In quella rovente estate spagnola, l'opinione pubblica era certa del successo e della conquista della quarta coppa del mondo per i brasiliani. Però Socrates e compagni dovettero fare i conti con Pablito e con l'Italia di Beazort, in quella che passerà alla storia come la tragedia sportiva del Sarrià. Il 3-2 firmato Paolo Rossi, tripletta per quello che diventerà il capocannoniere di Spagna 82, mandò a casa i verdeoro. Socrates mise il sigillo in quella gara con un gol capolavoro, sfruttando un assist di tacco di Zico, trafiggendo chirurgicamente l'incolpevole Zoff sul proprio palo lasciando di stucco anche un mostro sacro come Gaetano Scirea, con un'accelerazione repentina. L'Italia spezzò quel sogno mondiale, ma sarà proprio il Belpaese ad accoglierlo dopo l'addio al Corinthians nel 1984.
Passò alla Fiorentina di Pontello allenata da Picchio De Sisti dapprima e Ferruccio Valcareggi successivamente. Una stagione non molto felice, quella in maglia viola, ma in realtà "o' Magrao" ( questo un altro nomignolo per via della sua corporatura esile) aveva principi ben chiari riguardo al suo approdo a Firenze. Ad una domanda di un giornalista se stimasse di più Mazzola o Rivera, due mostri sacri del calcio, rispose senza indugio : "non li conosco. Io sono qui in Italia per leggere Gramsci in lingua originale e studiare la storia del movimento operaio"
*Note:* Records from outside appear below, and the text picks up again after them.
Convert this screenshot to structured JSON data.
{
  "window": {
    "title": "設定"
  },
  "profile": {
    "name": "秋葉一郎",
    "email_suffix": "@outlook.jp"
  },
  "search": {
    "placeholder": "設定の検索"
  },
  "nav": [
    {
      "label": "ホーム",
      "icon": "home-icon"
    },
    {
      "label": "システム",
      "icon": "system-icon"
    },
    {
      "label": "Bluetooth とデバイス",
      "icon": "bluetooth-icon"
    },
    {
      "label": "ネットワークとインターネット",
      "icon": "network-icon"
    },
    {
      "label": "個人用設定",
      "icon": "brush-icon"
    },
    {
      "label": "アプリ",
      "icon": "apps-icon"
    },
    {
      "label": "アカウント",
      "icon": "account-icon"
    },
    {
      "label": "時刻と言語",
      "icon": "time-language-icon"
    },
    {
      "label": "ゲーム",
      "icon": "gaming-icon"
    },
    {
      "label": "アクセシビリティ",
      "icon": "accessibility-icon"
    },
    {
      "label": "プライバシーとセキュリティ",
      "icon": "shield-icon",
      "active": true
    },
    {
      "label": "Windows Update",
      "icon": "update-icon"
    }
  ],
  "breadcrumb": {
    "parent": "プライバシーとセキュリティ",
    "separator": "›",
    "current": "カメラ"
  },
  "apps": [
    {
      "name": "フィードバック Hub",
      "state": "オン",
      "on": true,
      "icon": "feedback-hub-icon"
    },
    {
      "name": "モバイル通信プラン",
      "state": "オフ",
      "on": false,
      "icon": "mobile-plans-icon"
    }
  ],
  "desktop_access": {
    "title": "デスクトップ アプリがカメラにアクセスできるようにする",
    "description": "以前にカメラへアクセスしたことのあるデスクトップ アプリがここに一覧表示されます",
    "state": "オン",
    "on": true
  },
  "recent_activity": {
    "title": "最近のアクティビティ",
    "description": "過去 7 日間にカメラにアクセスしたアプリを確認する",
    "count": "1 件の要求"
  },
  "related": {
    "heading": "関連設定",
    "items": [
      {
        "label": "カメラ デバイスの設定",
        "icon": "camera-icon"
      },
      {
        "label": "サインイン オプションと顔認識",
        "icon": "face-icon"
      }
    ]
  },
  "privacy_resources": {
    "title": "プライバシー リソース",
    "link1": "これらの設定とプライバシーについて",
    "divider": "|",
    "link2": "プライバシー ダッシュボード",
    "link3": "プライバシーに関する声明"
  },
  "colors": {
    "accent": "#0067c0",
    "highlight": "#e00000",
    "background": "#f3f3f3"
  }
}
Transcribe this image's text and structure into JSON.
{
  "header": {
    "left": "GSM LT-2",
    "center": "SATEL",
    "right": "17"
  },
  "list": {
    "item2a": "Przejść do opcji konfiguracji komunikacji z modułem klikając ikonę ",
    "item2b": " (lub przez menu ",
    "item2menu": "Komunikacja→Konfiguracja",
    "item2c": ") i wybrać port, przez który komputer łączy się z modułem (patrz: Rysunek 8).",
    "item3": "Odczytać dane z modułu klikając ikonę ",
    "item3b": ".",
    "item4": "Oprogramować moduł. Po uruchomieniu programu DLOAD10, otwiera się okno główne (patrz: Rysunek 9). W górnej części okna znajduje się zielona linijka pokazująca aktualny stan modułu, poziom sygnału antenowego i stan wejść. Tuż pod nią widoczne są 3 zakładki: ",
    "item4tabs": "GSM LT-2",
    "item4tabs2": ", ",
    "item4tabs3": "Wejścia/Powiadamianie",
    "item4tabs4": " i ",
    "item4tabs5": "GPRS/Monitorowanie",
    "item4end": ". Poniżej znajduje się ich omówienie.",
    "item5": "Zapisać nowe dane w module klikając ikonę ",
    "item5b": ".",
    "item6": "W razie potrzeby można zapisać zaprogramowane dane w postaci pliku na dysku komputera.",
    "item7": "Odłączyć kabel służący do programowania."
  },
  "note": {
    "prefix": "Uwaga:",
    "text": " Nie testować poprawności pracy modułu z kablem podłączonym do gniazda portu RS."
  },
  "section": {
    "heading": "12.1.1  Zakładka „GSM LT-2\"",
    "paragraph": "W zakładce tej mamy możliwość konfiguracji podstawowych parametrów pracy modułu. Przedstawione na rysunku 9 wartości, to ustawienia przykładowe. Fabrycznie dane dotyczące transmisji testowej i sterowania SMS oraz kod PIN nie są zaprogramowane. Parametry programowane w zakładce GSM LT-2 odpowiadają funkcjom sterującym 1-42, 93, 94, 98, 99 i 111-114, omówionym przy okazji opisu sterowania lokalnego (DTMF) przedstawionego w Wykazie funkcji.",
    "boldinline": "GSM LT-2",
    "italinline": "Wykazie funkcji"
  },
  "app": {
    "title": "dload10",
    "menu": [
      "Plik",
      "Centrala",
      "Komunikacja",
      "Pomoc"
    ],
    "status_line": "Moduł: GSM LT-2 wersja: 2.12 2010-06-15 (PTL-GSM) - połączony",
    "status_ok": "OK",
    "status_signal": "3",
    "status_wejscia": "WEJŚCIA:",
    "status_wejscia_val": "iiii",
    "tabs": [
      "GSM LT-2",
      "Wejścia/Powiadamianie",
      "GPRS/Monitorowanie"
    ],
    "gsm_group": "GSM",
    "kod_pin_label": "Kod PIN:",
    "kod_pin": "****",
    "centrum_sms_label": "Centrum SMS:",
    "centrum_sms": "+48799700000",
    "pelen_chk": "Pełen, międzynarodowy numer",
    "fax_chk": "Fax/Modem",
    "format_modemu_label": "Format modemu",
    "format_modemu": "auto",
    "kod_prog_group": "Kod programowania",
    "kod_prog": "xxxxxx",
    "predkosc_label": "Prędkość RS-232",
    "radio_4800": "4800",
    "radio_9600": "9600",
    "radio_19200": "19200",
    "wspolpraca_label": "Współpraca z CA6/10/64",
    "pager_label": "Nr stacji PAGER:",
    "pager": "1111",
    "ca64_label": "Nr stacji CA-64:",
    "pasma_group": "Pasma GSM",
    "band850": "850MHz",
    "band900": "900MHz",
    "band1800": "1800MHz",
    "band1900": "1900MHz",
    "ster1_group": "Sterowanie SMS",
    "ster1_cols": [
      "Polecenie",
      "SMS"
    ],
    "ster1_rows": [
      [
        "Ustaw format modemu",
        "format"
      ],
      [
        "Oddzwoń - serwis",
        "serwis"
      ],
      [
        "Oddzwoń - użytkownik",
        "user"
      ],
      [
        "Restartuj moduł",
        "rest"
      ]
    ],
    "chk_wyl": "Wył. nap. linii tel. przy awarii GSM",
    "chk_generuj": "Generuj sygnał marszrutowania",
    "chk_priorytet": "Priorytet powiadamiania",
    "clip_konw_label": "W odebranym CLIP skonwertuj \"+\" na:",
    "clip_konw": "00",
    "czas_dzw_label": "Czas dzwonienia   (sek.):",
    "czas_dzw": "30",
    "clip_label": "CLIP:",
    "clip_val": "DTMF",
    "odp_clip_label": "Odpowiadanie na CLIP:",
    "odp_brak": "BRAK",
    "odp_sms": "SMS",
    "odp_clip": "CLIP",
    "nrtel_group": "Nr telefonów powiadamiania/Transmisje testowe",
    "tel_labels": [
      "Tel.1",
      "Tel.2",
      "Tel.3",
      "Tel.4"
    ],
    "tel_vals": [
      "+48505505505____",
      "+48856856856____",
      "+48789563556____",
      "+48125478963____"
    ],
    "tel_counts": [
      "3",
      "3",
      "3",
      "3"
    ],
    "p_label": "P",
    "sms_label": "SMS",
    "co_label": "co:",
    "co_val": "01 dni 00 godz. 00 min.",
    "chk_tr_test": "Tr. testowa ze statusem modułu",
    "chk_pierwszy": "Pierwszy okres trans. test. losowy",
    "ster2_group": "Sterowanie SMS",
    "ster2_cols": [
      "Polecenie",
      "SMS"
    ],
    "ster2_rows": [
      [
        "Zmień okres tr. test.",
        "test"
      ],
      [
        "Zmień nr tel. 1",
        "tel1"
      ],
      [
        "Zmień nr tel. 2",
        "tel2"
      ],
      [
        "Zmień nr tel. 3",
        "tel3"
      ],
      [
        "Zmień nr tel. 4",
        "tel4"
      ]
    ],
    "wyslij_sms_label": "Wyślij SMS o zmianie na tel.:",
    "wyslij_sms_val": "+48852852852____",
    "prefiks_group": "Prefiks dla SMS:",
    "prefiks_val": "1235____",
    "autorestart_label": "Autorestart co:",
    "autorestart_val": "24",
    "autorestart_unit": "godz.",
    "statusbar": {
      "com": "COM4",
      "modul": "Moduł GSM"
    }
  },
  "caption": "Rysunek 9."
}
Passioni, debolezze e immaginario pop di un profeta del calcio
Nel corso della sua vita Socrates recitò in telenovelas e incise anche un suo disco partecipando tra l’altro alla registrazione della celebre "Aquarela" di Toquihno. Iconica anche la citazione nel film L'allenatore nel pallone, con Oronzo Cana’ che vola in Brasile alla ricerca di un talento e che alla fine pur di accaparrarsi la firma del centrocampista carioca finisce per farsi operare di appendicite dal “Doutor Socrates” sbagliato.
Mente sopraffina, sempre alla ricerca della conoscenza e del sapere, dopo l'esperienza italiana non riuscì più a trovare continuità e stimoli nel mondo del pallone. Chiuderà la carriera in una squadra minore inglese senza percepire alcun compenso, subito dopo aver fatto una tappa di ritorno nella sua terra tra Santos e Botafogo.
Ma prima, nel 1985, il Brasile andrà, finalmente, a votare per l'elezione diretta del Presidente con la proclamazione della Democrazia in tutto il paese. Gran parte del merito, per avere smosso la coscienza dell'intero popolo, sarà attribuito ai giocatori ed alla dirigenza del Timão, il nome con cui i brasiliani chiamano la squadra del Corinthians.
Chioma da rockstar e una vita fatta di eccessi tra fumo, birra e drink. Muore il 4 dicembre 2011, a 57 anni. Nel giorno che lui sperava, difatti quella domenica il Corinthians conquistò il suo quarto titolo brasiliano. Mai banale, così come solo i profeti sanno fare.
Socrates, il filosofo di un calcio che non esiste più.
Una postilla sui “cugini” britannici
Una curiosità sul Corinthians Football Club. La compagine inglese si fuse nel 1939 con il Casuals Football Club dando così vita al Corinthians Casuals Football Club.
Di conseguenza la squadra decise di cambiare anche i colori sociali. Dal bianco, che si narra ispirò tra l'altro le maglie del Real Madrid, al Rosa e Marrone anzi più esattamente al Pink&Chocolate. Una maglia con questi colori unici, ancora oggi usata dal Corinthians Casuals, si può ammirare al Palermo Museum all’interno dello stadio Renzo Barbera.
Il motivo di questa ubicazione in terra siciliana? Beh, semplice: l’analogia tra colori sociali. Due assolute unicità cromatiche del mondo calcistico.